Google Sie mal: „Jemandem einen Bärendienst erweisen“
Redensart/Redewendung,  jemandem einen Bärendienst erweisen
Bedeutung: jemandem trotz bester Absichten durch falsche und unnütze Hilfe schaden Gutes tun wollen, aber genau das Gegenteil erreichen – mehr schaden als nutzen

Zitat aus der Presse:(Br24): Inzwischen hat sich Oberbürgermeister Michael Cerny zu Wort gemeldet. Auf Facebook schreib er: "Es darf natürlich nicht verallgemeinert werden, in der Gänze haben diese Idioten aber auch den friedlichen und engagierten Asylbewerbern einen Bärendienst erwiesen."

Merke: Die Schlägertruppe von Asylbewerbern hatte mit dieser Hetzjagd auf Deutsche eigentlich nur die besten Absichten für die Mitasylanten im Kopf ! Michael Cerny ist entweder ein ausgekochter Zyniker oder ein Idiot der deutschen Sprache. Wahrscheinlich aber beides!

08:20 | Deutonia zu "Ich versteh' die Welt nicht mehr"

Deutonia: Servus TB!

Wir haben einen gemeinsamen Freund, welcher ........ heiszt. Dieser hatte beim letzten Treffen einen Geschäftspartner aus Wien mit im Schlepptau, welcher froh und munter sein Dialekt freien Lauf lies. Ich habe echt nur die Hälfte ferstanden und auch darum gebeten, er sollte doch bitte eine etwas „undialektisiertere“ Ausdrucksweise gebrauchen, damit ich nicht ständig nachfragen musz, was er denn gesagt und gemeint hat. Es störte mich doch sehr, weil ich den Gesprächsinhalten im Allgemeinen sehr genau folge und nichts untergehen laszen möchte. Doch bei einem Ferständniszanteil fon nur 50 % bekomm ich die Krise! Der gute Herr gab sich dann ein paar Minuten Mühe, fiel aber immer wieder sehr schnell in seine gewohnte Dialektisierung zurück. Aber egal. Das Treffen war trotzdem gut.
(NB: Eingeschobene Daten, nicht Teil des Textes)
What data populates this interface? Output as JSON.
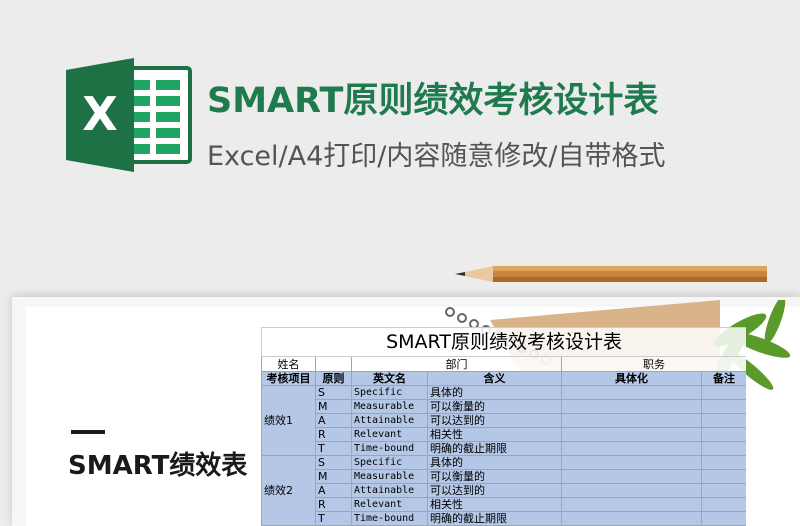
{
  "header": {
    "title": "SMART原则绩效考核设计表",
    "subtitle": "Excel/A4打印/内容随意修改/自带格式"
  },
  "logo": {
    "letter": "X",
    "icon": "excel-logo-icon"
  },
  "preview": {
    "left_title": "SMART绩效表"
  },
  "sheet": {
    "title": "SMART原则绩效考核设计表",
    "info_labels": [
      "姓名",
      "部门",
      "职务"
    ],
    "columns": [
      "考核项目",
      "原则",
      "英文名",
      "含义",
      "具体化",
      "备注"
    ],
    "groups": [
      {
        "name": "绩效1",
        "rows": [
          {
            "letter": "S",
            "english": "Specific",
            "meaning": "具体的"
          },
          {
            "letter": "M",
            "english": "Measurable",
            "meaning": "可以衡量的"
          },
          {
            "letter": "A",
            "english": "Attainable",
            "meaning": "可以达到的"
          },
          {
            "letter": "R",
            "english": "Relevant",
            "meaning": "相关性"
          },
          {
            "letter": "T",
            "english": "Time-bound",
            "meaning": "明确的截止期限"
          }
        ]
      },
      {
        "name": "绩效2",
        "rows": [
          {
            "letter": "S",
            "english": "Specific",
            "meaning": "具体的"
          },
          {
            "letter": "M",
            "english": "Measurable",
            "meaning": "可以衡量的"
          },
          {
            "letter": "A",
            "english": "Attainable",
            "meaning": "可以达到的"
          },
          {
            "letter": "R",
            "english": "Relevant",
            "meaning": "相关性"
          },
          {
            "letter": "T",
            "english": "Time-bound",
            "meaning": "明确的截止期限"
          }
        ]
      }
    ]
  },
  "colors": {
    "brand_green": "#1f7a4d",
    "header_blue": "#b5c7e6"
  }
}
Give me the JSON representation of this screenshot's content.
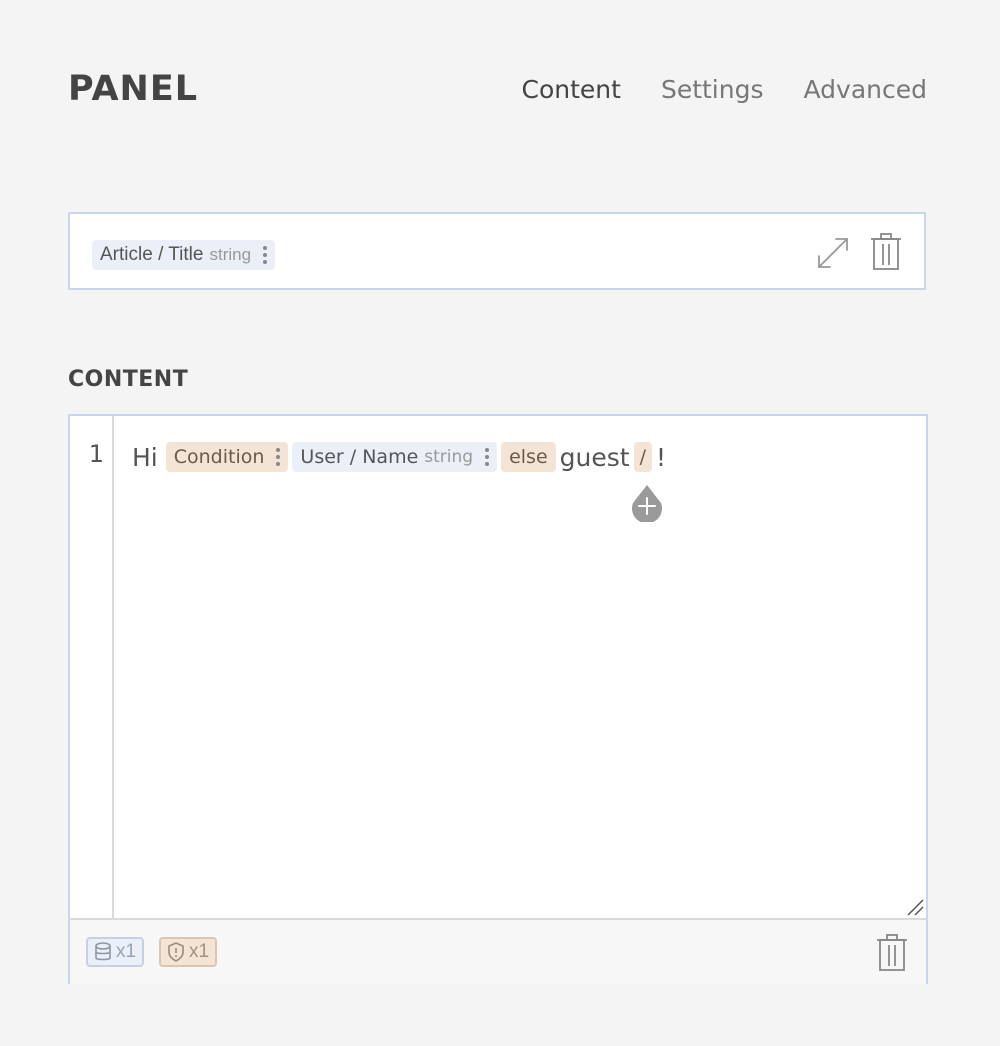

Als Ungarn- & Östereichurlauber kann ich das gewöhnliche Österreichisch mit bayerischen Akzenten sehr gut ferstehen. Schlieszlich wohne ich an der Grenze zu Bayern. Nur als einmal ein Urbayer bei mir eine Bestellung per Telefon aufgegeben hat, so richtig mit Berg-Dialekt, habe ich ihm ebenfalls darum gebeten, etwas mehr hochdeutsch zu sprechen, sonst wäre unsere gemeinsame Telefonzeit führ die Katz. Auch er gab sich dann wahrlich Mühe. Und dann klappte die Ferständigung auch ganz gut. I a wangl mar bayrisch un Er farsuchts mit huchdaitsch.

Der Pole hätte Sie also darauf hinweisen können, dasz Sie etwas auf Ihren Slang achten. Selbst haben Sie dies bestimmt nicht bemerkt, denn Ihre Sprachweise ist führ Sie selbstferständlich, selbst wenn Sie denken, hochdeutsch zu sprechen. Ich als Sachse kenne mich da aus. Denke auch immer, ich spreche Hochdeutsch. Und wenn ich Urlauber treffe, dann sagen die: Hey, Du kummst ausm Sachsnländle!

Daraufhin einfach den Polen und die zwei Deutschen sitzen zu laszen, war wohl Ihre Antworth auf seine fersteckte polnische Kritik. Aber warum Sie so schnell die Flinte ins Korn schmeiszen, erschliezst sich mir aus Ihren wenigen Aussagen hier nicht. Fielleicht reichen Sie das ja noch nach. Rein an Ihrer Sprache kann es ja nicht gelegen haben.

Ich habe Sie in mehreren Sendungen reden gehört und kann an Ihrer Sprache nicht fiel Dialekt feststellen. Also alles im grünen Bereich.